Alors que la stratégie de l'EFS prévoit le doublement du volume de collecte des dons de plasma d'ici 2028, aucun recrutement supplémentaire de personnel n'a été prévu pour venir à bout de cette hausse de l'activité. Cela alors que déjà, les salariés sont éprouvés par une dégradation de leurs conditions de travail et doivent effectuer des horaires à rallonge. FO a appelé à la mobilisation le 11 juin. Et rendez-vous est pris pour d'autres actions, pendant l'été et encore dès la rentrée de septembre.
Les salariés n'ont même plus le temps d'aller aux toilettes
, dénonce Steeve Perno, délégué syndical FO au sein de l'Etablissement Français du Sang (EFS). Depuis plusieurs mois, FO dénonce la dégradation des conditions de travail, l'intensification des rythmes et des horaires à rallonge. Au point qu'une grande mobilisation syndicale, à l'appel de FO, s'est tenue le 11 juin dernier.
L'explication des tensions actuelles au sein de l'EFS tient en deux mots : Ambition Plasma. Cette stratégie montée avec le gouvernement prévoit l'augmentation de la collecte des dons de plasma d'ici 2028, plasma qui serait dédié à la fabrication de médicaments, cela avec pour objectif de reconstruire une souveraineté industrielle en ce domaine, et donc d'échapper à la dépendance des États-Unis. Mais ce projet prévoit le doublement des prélèvements sans évoquer le doublement des effectifs au sein des EFS
, pointe le militant.
Quatre patients à gérer par heure
Preuve de l'intensification des rythmes et de la dégradation des conditions de travail, la direction prévoit désormais que chaque infirmière gère quatre donneurs chaque heure. Et ce tout au long de la journée … qui se rallonge : les salariés travaillent en effet désormais jusqu'à 20h le soir en semaine, jusqu'à 19h les samedis et certains dimanches et jours fériés. Ça devient l'usine! Et cela augmente les risques liés à la santé des salariés puisque ceux-ci effectuent des mouvements très répétitifs qui abîment les membres supérieurs
, explique Steeve Perno. Le militant raconte la colère de ces salariés qui ont le sentiment d'être déplacés comme des pions, sans aucune prise en compte de l'impact sur leur vie privée
.
Autre élément de mécontentement : les salaires, toujours plus faibles que dans le secteur privé
. Cette situation combinée à la dégradation des conditions de travail pèse de plus en plus sur le moral des salariés. Auparavant, les salariés venaient à l'EFS pour le contact avec les donneurs et les horaires de travail moins contraignants qu'à l'hôpital. Ils y trouvaient un certain équilibre. Mais cet équilibre est désormais mis à mal par la direction et beaucoup évoquent une envie de partir.

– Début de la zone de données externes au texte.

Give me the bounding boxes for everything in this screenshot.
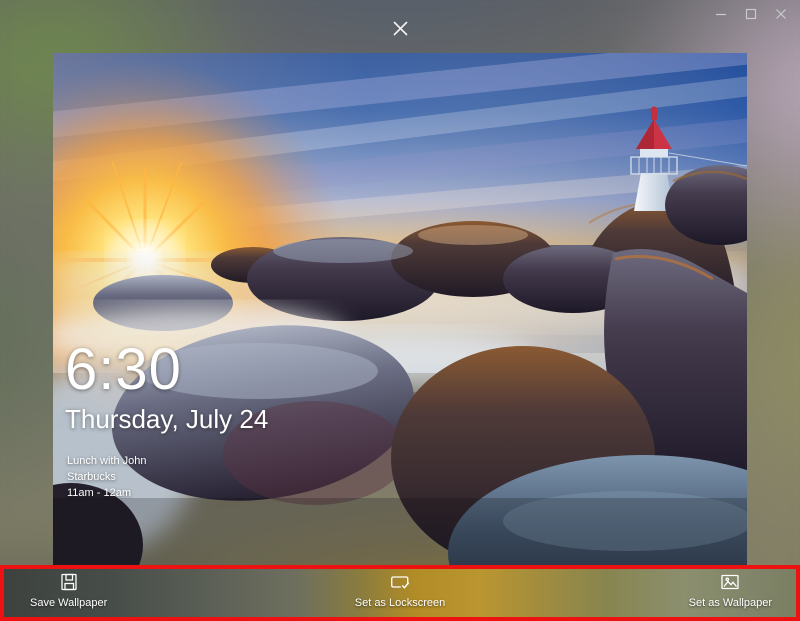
event-title: Lunch with John <box>67 453 147 469</box>
close-icon <box>775 8 787 20</box>
save-wallpaper-button[interactable]: Save Wallpaper <box>30 571 107 615</box>
lockscreen-preview: 6:30 Thursday, July 24 Lunch with John S… <box>53 53 747 570</box>
minimize-icon <box>715 8 727 20</box>
set-as-lockscreen-button[interactable]: Set as Lockscreen <box>355 571 446 615</box>
maximize-icon <box>745 8 757 20</box>
maximize-button[interactable] <box>736 0 766 28</box>
window-controls <box>706 0 796 28</box>
minimize-button[interactable] <box>706 0 736 28</box>
command-bar: Save Wallpaper Set as Lockscreen Set as … <box>0 565 800 621</box>
event-location: Starbucks <box>67 469 147 485</box>
calendar-event: Lunch with John Starbucks 11am - 12am <box>67 453 147 501</box>
titlebar <box>0 0 800 32</box>
save-icon <box>58 571 80 593</box>
lighthouse-photo <box>53 53 747 570</box>
set-wallpaper-icon <box>719 571 741 593</box>
set-as-lockscreen-label: Set as Lockscreen <box>355 597 446 610</box>
clock-date: Thursday, July 24 <box>65 403 268 435</box>
lockscreen-clock: 6:30 Thursday, July 24 <box>65 341 268 435</box>
save-wallpaper-label: Save Wallpaper <box>30 597 107 610</box>
close-window-button[interactable] <box>766 0 796 28</box>
clock-time: 6:30 <box>65 341 268 399</box>
app-window: 6:30 Thursday, July 24 Lunch with John S… <box>0 0 800 621</box>
set-lockscreen-icon <box>389 571 411 593</box>
event-time-range: 11am - 12am <box>67 485 147 501</box>
set-as-wallpaper-button[interactable]: Set as Wallpaper <box>689 571 772 615</box>
set-as-wallpaper-label: Set as Wallpaper <box>689 597 772 610</box>
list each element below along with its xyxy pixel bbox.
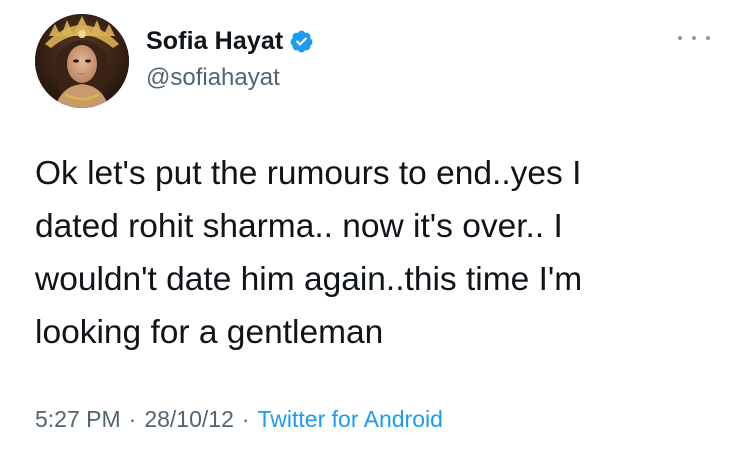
- avatar-image: [35, 14, 129, 108]
- user-handle[interactable]: @sofiahayat: [146, 64, 280, 92]
- tweet-card: Sofia Hayat @sofiahayat Ok let's put the…: [0, 0, 740, 450]
- more-horizontal-icon[interactable]: [678, 30, 710, 46]
- avatar[interactable]: [35, 14, 129, 108]
- tweet-source-link[interactable]: Twitter for Android: [258, 406, 443, 433]
- user-name-row[interactable]: Sofia Hayat: [146, 24, 314, 58]
- tweet-meta: 5:27 PM · 28/10/12 · Twitter for Android: [35, 406, 443, 433]
- tweet-date[interactable]: 28/10/12: [144, 406, 234, 433]
- dot: [692, 36, 696, 40]
- meta-separator: ·: [241, 406, 250, 432]
- tweet-text: Ok let's put the rumours to end..yes I d…: [35, 155, 583, 351]
- verified-badge-icon: [289, 29, 314, 54]
- dot: [706, 36, 710, 40]
- meta-separator: ·: [128, 406, 137, 432]
- dot: [678, 36, 682, 40]
- display-name[interactable]: Sofia Hayat: [146, 27, 283, 56]
- tweet-time[interactable]: 5:27 PM: [35, 406, 121, 433]
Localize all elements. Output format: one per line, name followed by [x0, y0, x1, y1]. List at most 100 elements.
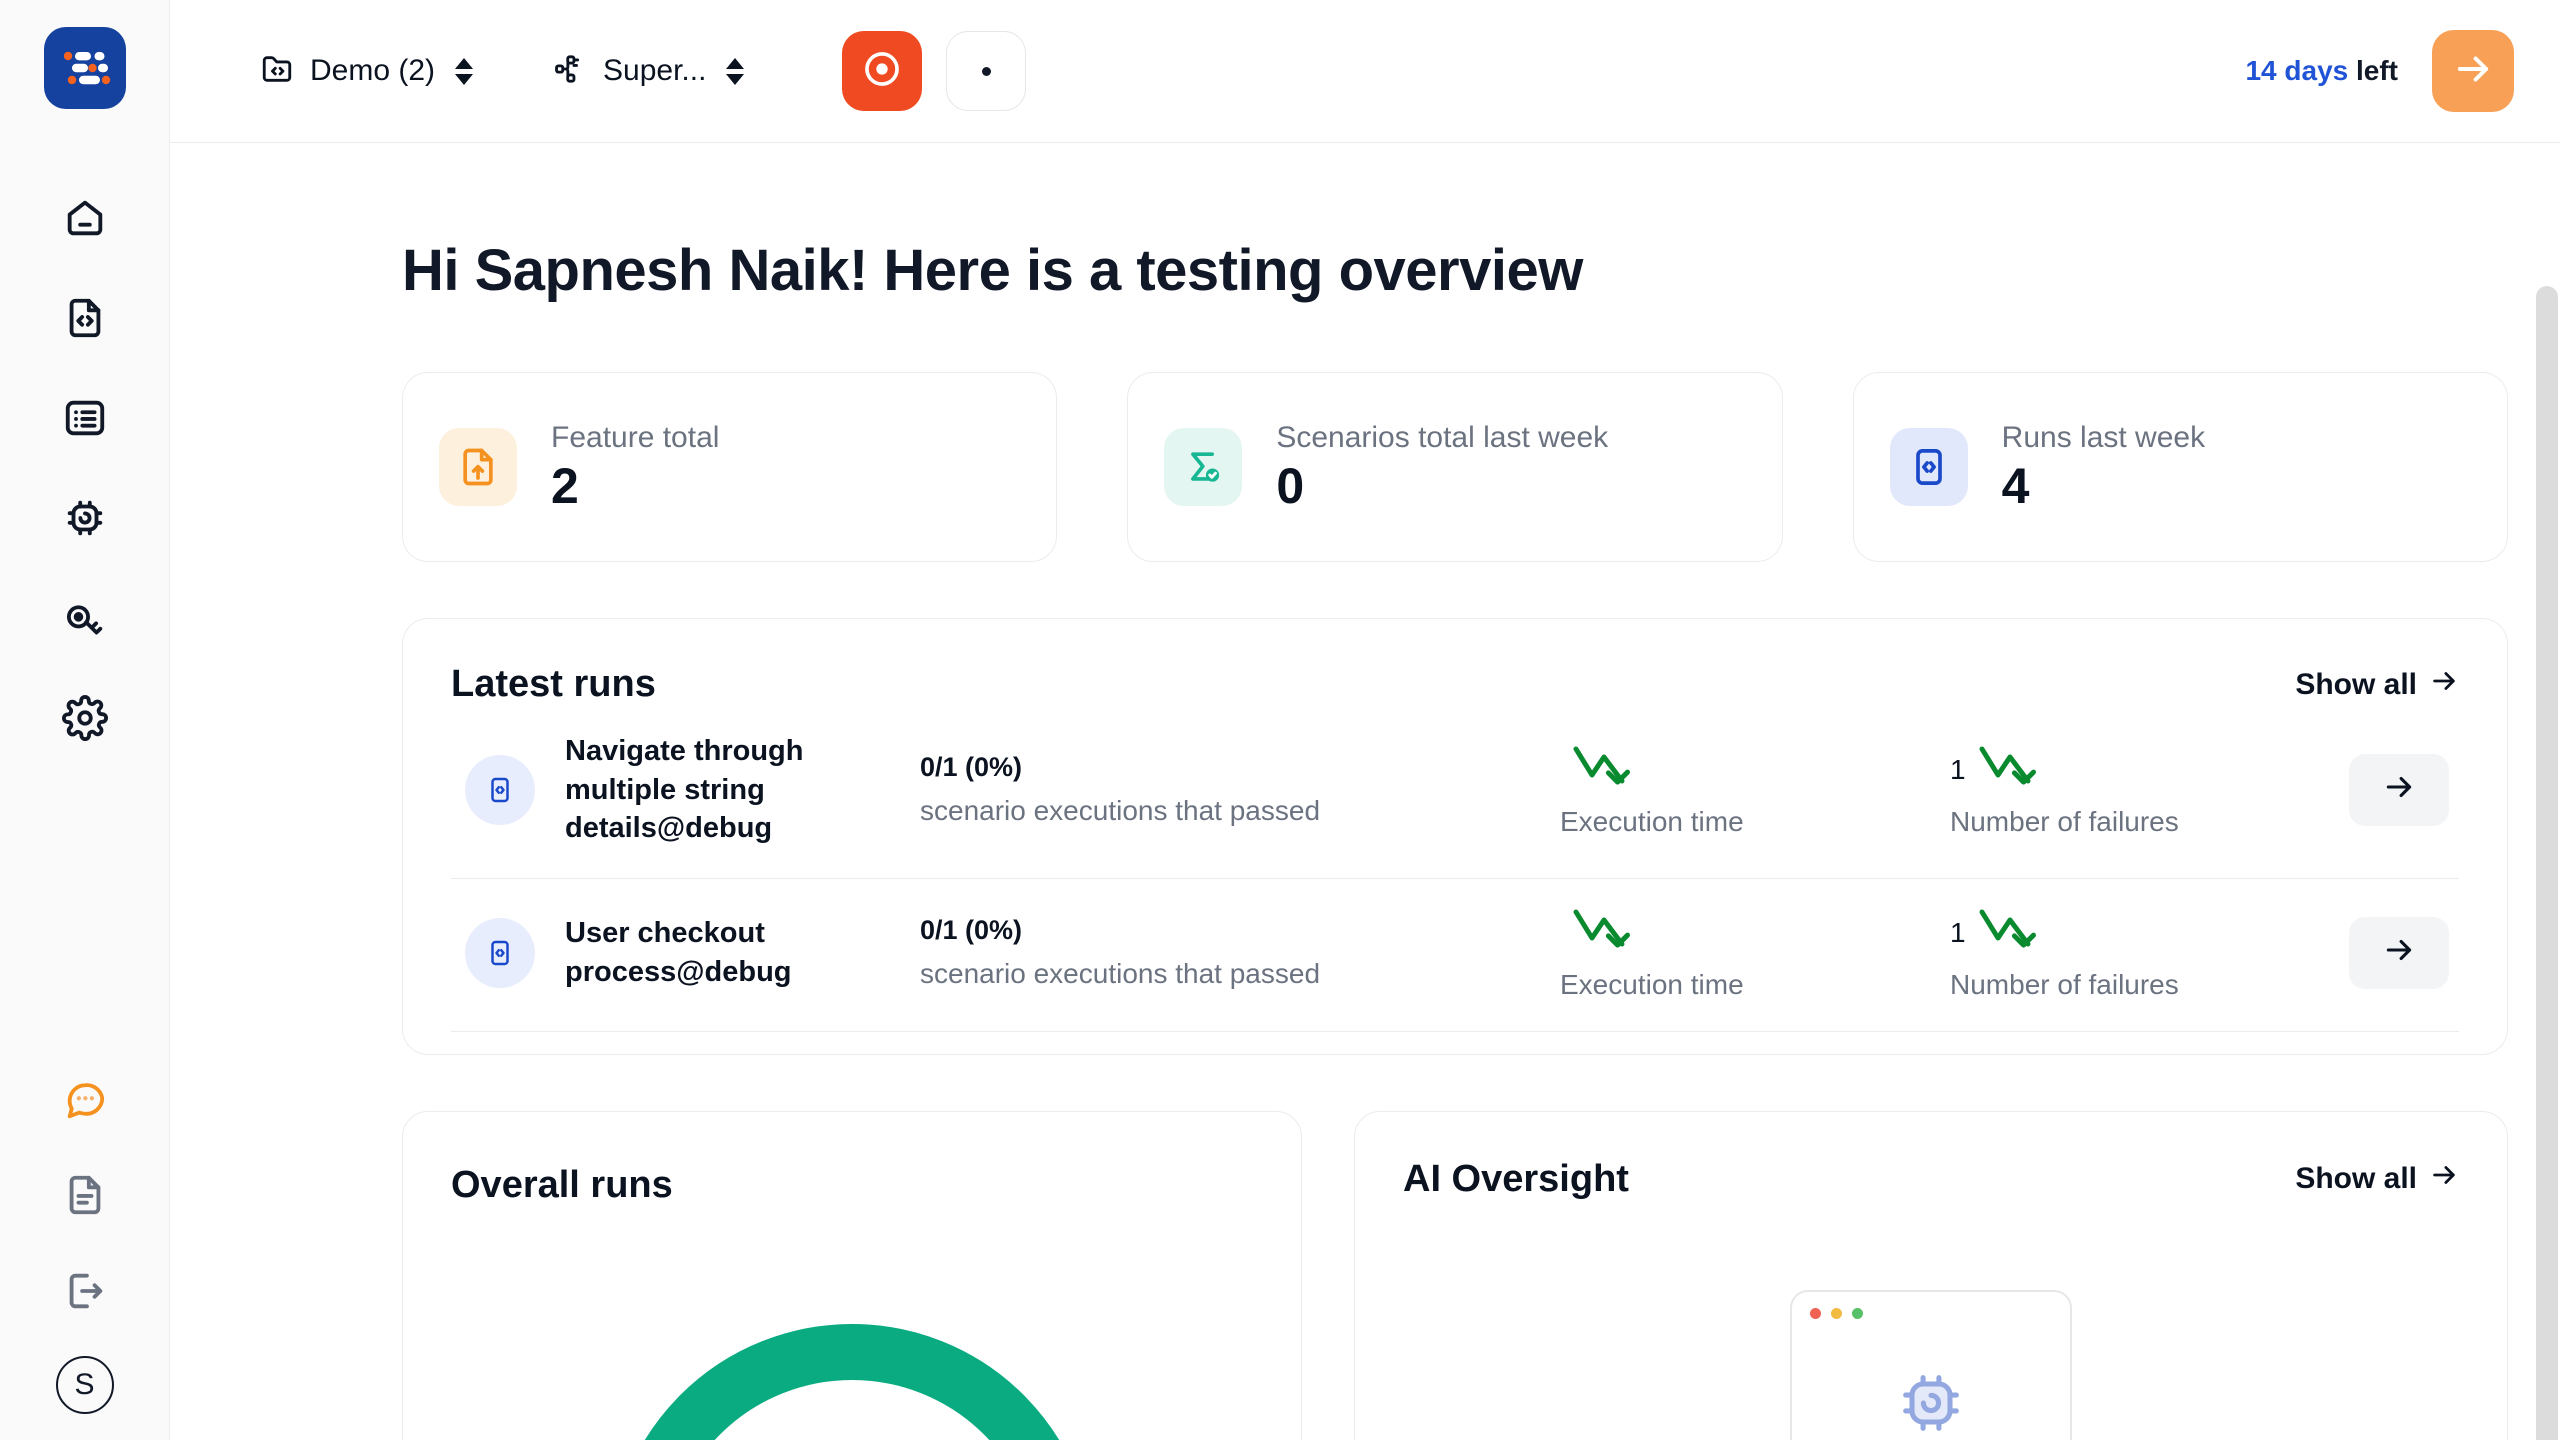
sidebar-nav-bottom: S	[0, 1068, 169, 1414]
logout-icon	[62, 1268, 108, 1314]
run-pass-caption: scenario executions that passed	[920, 958, 1321, 990]
run-execution-time-metric: Execution time	[1560, 742, 1950, 838]
ai-oversight-header: AI Oversight Show all	[1403, 1158, 2459, 1201]
record-target-button[interactable]	[842, 31, 923, 111]
stat-value: 0	[1276, 457, 1305, 514]
run-pass-ratio: 0/1 (0%)	[920, 752, 1023, 783]
chevron-updown-icon	[726, 57, 745, 85]
latest-runs-title: Latest runs	[451, 663, 656, 705]
trial-suffix: left	[2356, 55, 2398, 86]
run-name: User checkout process@debug	[565, 917, 792, 988]
failures-value: 1	[1950, 753, 1966, 785]
ai-oversight-browser-mockup	[1790, 1289, 2072, 1440]
chip-icon	[62, 495, 108, 541]
folder-code-icon	[260, 52, 294, 91]
stat-label: Feature total	[551, 420, 720, 454]
failures-value: 1	[1950, 916, 1966, 948]
sidebar-item-logout[interactable]	[54, 1260, 116, 1322]
bottom-cards: Overall runs AI Oversight Show all	[402, 1110, 2508, 1440]
document-icon	[62, 1172, 108, 1218]
sidebar-item-home[interactable]	[54, 187, 116, 249]
app-root: S Demo (2) Super... 14 days left Hi Sapn…	[0, 0, 2560, 1440]
latest-runs-header: Latest runs Show all	[451, 663, 2459, 706]
more-options-button[interactable]	[946, 31, 1027, 111]
maximize-dot-icon	[1852, 1307, 1863, 1319]
sidebar-item-docs[interactable]	[54, 1164, 116, 1226]
browser-traffic-lights	[1792, 1292, 2070, 1319]
chip-icon	[1893, 1365, 1969, 1440]
run-failures-metric: 1 Number of failures	[1950, 742, 2340, 838]
ai-oversight-show-all-link[interactable]: Show all	[2295, 1160, 2459, 1198]
suite-selector[interactable]: Super...	[543, 46, 754, 97]
run-open-button[interactable]	[2349, 916, 2449, 989]
avatar[interactable]: S	[55, 1356, 114, 1414]
run-open-button[interactable]	[2349, 753, 2449, 826]
table-row[interactable]: Navigate through multiple string details…	[451, 706, 2459, 879]
stat-card-runs-last-week[interactable]: Runs last week 4	[1852, 372, 2508, 562]
chevron-updown-icon	[455, 57, 474, 85]
stat-label: Runs last week	[2001, 420, 2206, 454]
top-header: Demo (2) Super... 14 days left	[170, 0, 2560, 143]
run-pass-stat: 0/1 (0%) scenario executions that passed	[920, 915, 1560, 990]
project-selector-label: Demo (2)	[310, 54, 436, 87]
app-logo[interactable]	[43, 27, 126, 109]
run-pass-stat: 0/1 (0%) scenario executions that passed	[920, 752, 1560, 827]
trend-down-icon	[1570, 741, 1652, 798]
page-content: Hi Sapnesh Naik! Here is a testing overv…	[170, 143, 2560, 1440]
run-pass-ratio: 0/1 (0%)	[920, 915, 1023, 946]
chat-bubble-icon	[62, 1076, 108, 1122]
failures-caption: Number of failures	[1950, 968, 2179, 1000]
upgrade-button[interactable]	[2432, 30, 2514, 112]
logo-glyph	[63, 51, 110, 85]
scrollbar-thumb[interactable]	[2536, 286, 2558, 1440]
run-name: Navigate through multiple string details…	[565, 735, 804, 845]
stat-value: 2	[551, 457, 579, 514]
ai-oversight-card: AI Oversight Show all	[1354, 1110, 2508, 1440]
code-brackets-icon	[465, 754, 535, 825]
overall-runs-card: Overall runs	[402, 1110, 1302, 1440]
run-execution-time-metric: Execution time	[1560, 905, 1950, 1001]
main-column: Demo (2) Super... 14 days left Hi Sapnes…	[170, 0, 2560, 1440]
arrow-right-icon	[2429, 1160, 2459, 1198]
stat-card-scenarios-total[interactable]: Scenarios total last week 0	[1127, 372, 1783, 562]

Une journée d'action nationale le 15 septembre
À l'écoute de cette insatisfaction des personnels, Le syndicat FO de l'EFS a lancé un appel à la grève le 11 juin au niveau national. La mobilisation a été historique : pour la première fois, une Maison du don a été entièrement fermée. Le symbole est fort puisqu'il s'agit de celle d'Hazebrouck, premier site de prélèvement de plasma de l'ESF. Dans d'autres Maisons du don, la totalité des personnels étaient en grève. Le mouvement a rassemblé 59% de plus de salariés que celui de 2025, qui était initié par l'intersyndicale. Alors que là, il n'y a que FO qui a appelé à la mobilisation
, souligne Steeve Perno. Parmi les revendications : une concertation collective sur les horaires de travail en prenant en compte les remontées du terrain.
Face à la direction qui continue de faire la sourde oreille, FO entend monter en puissance au plan de la mobilisation. Ainsi, depuis l'action du 11 juin, d'autres dates, qui ponctueront l'été et la rentrée de septembre, ont d'ores et déjà été arrêtées. Le syndicat FO de l'EFS appelle ainsi à une journée d'action nationale le 15 septembre avec des rassemblements devant les Maisons du don sur tout le territoire. L'idée est de sensibiliser les donneurs aux conditions de travail des salariés
, explique Steeve Perno. Il ne s'agit pas de bloquer tous les dons. Afin de contribuer au maintien des stocks tout en soutenant les revendications des salariés, les donneurs sont invités, lorsque cela leur est possible, à privilégier les créneaux de collecte situés entre 8h et 16h du lundi au vendredi
, indique le syndicat dans un communiqué.